Ich koche Kartoffeln und fühle mich dadurch gleich schon weniger alleine, weil die Idee von meiner Lieblingsbetreuerin gekommen ist und ich mich ihr dann näher fühle, als wenn ich alleine kochen würde. Vielleicht kocht sie gerade auch?

Ich koche nicht schlecht, aber ich koche nicht gerne für mich. Wenn ich meine Familie bekochen kann, dann macht mir das Spaß. Aber ich sehe den Sinn nicht dahinter, dass ich für mich selbst kochen sollte.

Das mache ich jetzt aber trotzdem. Ich koche mir Kartoffeln. Kartoffeln: nur für mich!

Manchmal frage ich mich, warum ich mich von manchen Männer so distanziert habe, Beziehungen beendet habe. Ich weiß genau warum, weil ich es einfach nicht anders gekonnt hätte. Ich will keinen Mann an meiner Seite. Ich will es wirklich nicht, und viel mehr kann ich es einfach nicht. Aber ich bin trotzdem neidisch auf jede meiner Mitbewohnerinnen. Sie haben jemandem, an dem sie sich anlehnen können.

Und ich habe…, wart‘ mal, ich habe niemanden!

Ich habe sehr liebenswerte Menschen um mich herum. In der Betreuung, in der medizinischen Versorgung… aber wenn es ums Ganze geht, darum, zu überleben und einfach einmal jemanden zu haben, der mich auffängt (auch abends oder an einem beschissenen Sonntag), dann stehe ich ganz alleine da und dann ist da niemand. Einfach niemand!

ich verlang‘ doch nich viel…

Gestern war ein sehr katastrophaler Tag. Es ging mir elend und ich konnte nicht einmal mehr das tun, was mir eigentlich so gut tut: Schreiben! Ich war wieder komplett in der Dissoziation gefangen. Hatte Pseudohalluzinationen, dachte mein Vater stünde in meinem Zimmer und rede mit mir und ich habe ihm geantwortet. Es war skurril!

Heute Morgen geht es mir wieder etwas besser. Aber die Frage ist doch: für wie lange?

So gerne würde ich heute Früh joggen gehen, denn ich habe schon wieder zugenommen, aber ich packe das nicht. Immerhin kommt aber meine Betreuerin nachher und wir spazieren ein bisschen, was besser als nichts ist.

Heute Früh habe ich schon die Spülmaschine ausgeräumt und den Tag somit fleißig begonnen.
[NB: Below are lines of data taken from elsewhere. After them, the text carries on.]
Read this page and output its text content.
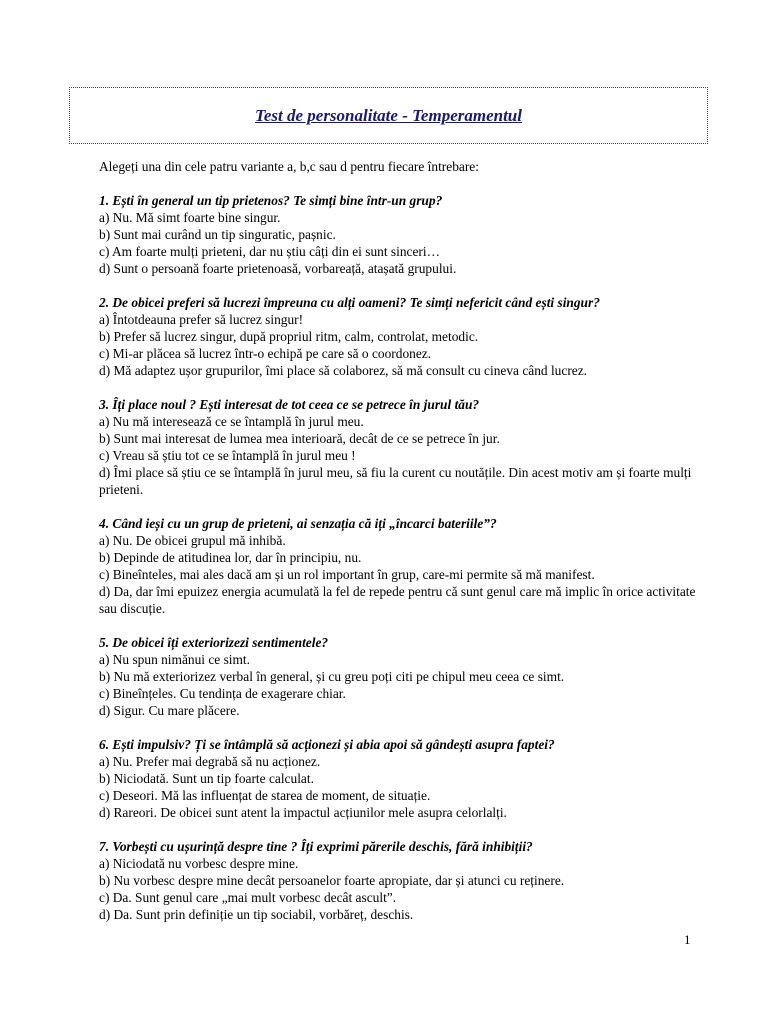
Test de personalitate - Temperamentul

Alegeți una din cele patru variante a, b,c sau d pentru fiecare întrebare:

1. Ești în general un tip prietenos? Te simți bine într-un grup?
a) Nu. Mă simt foarte bine singur.
b) Sunt mai curând un tip singuratic, pașnic.
c) Am foarte mulți prieteni, dar nu știu câți din ei sunt sinceri…
d) Sunt o persoană foarte prietenoasă, vorbareață, atașată grupului.
2. De obicei preferi să lucrezi împreuna cu alți oameni? Te simți nefericit când ești singur?
a) Întotdeauna prefer să lucrez singur!
b) Prefer să lucrez singur, după propriul ritm, calm, controlat, metodic.
c) Mi-ar plăcea să lucrez într-o echipă pe care să o coordonez.
d) Mă adaptez ușor grupurilor, îmi place să colaborez, să mă consult cu cineva când lucrez.
3. Îți place noul ? Ești interesat de tot ceea ce se petrece în jurul tău?
a) Nu mă interesează ce se întamplă în jurul meu.
b) Sunt mai interesat de lumea mea interioară, decât de ce se petrece în jur.
c) Vreau să știu tot ce se întamplă în jurul meu !
d) Îmi place să știu ce se întamplă în jurul meu, să fiu la curent cu noutățile. Din acest motiv am și foarte mulți prieteni.
4. Când ieși cu un grup de prieteni, ai senzația că iți „încarci bateriile”?
a) Nu. De obicei grupul mă inhibă.
b) Depinde de atitudinea lor, dar în principiu, nu.
c) Bineînteles, mai ales dacă am și un rol important în grup, care-mi permite să mă manifest.
d) Da, dar îmi epuizez energia acumulată la fel de repede pentru că sunt genul care mă implic în orice activitate sau discuție.
5. De obicei îți exteriorizezi sentimentele?
a) Nu spun nimănui ce simt.
b) Nu mă exteriorizez verbal în general, și cu greu poți citi pe chipul meu ceea ce simt.
c) Bineînțeles. Cu tendința de exagerare chiar.
d) Sigur. Cu mare plăcere.
6. Ești impulsiv? Ți se întâmplă să acționezi și abia apoi să gândești asupra faptei?
a) Nu. Prefer mai degrabă să nu acționez.
b) Niciodată. Sunt un tip foarte calculat.
c) Deseori. Mă las influențat de starea de moment, de situație.
d) Rareori. De obicei sunt atent la impactul acțiunilor mele asupra celorlalți.
7. Vorbești cu ușurință despre tine ? Îți exprimi părerile deschis, fără inhibiții?
a) Niciodată nu vorbesc despre mine.
b) Nu vorbesc despre mine decât persoanelor foarte apropiate, dar și atunci cu reținere.
c) Da. Sunt genul care „mai mult vorbesc decât ascult”.
d) Da. Sunt prin definiție un tip sociabil, vorbăreț, deschis.
1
Gestern habe ich das Haus auf den Kopf gestellt: Bad geputzt und gewischt, mein Zimmer aufgeräumt, gewischt und abgestaubt, das Treppenhaus sauber gemacht und 5 Maschinen Wäsche gewaschen, mein Bett frisch bezogen meine Ohrenschmerzen bei dem allen im Hintergrund gehalten.

Ich habe zahlreiche Male gekotzt und auf heute trotzdem 400 Gramm zugenommen. Ich weiß schon, dass das Schwankungen sein können, aber wenn es immer nur mehr und mehr wird, hat das nichts mehr mit Schwankung zu tun, nein: ich werde fett!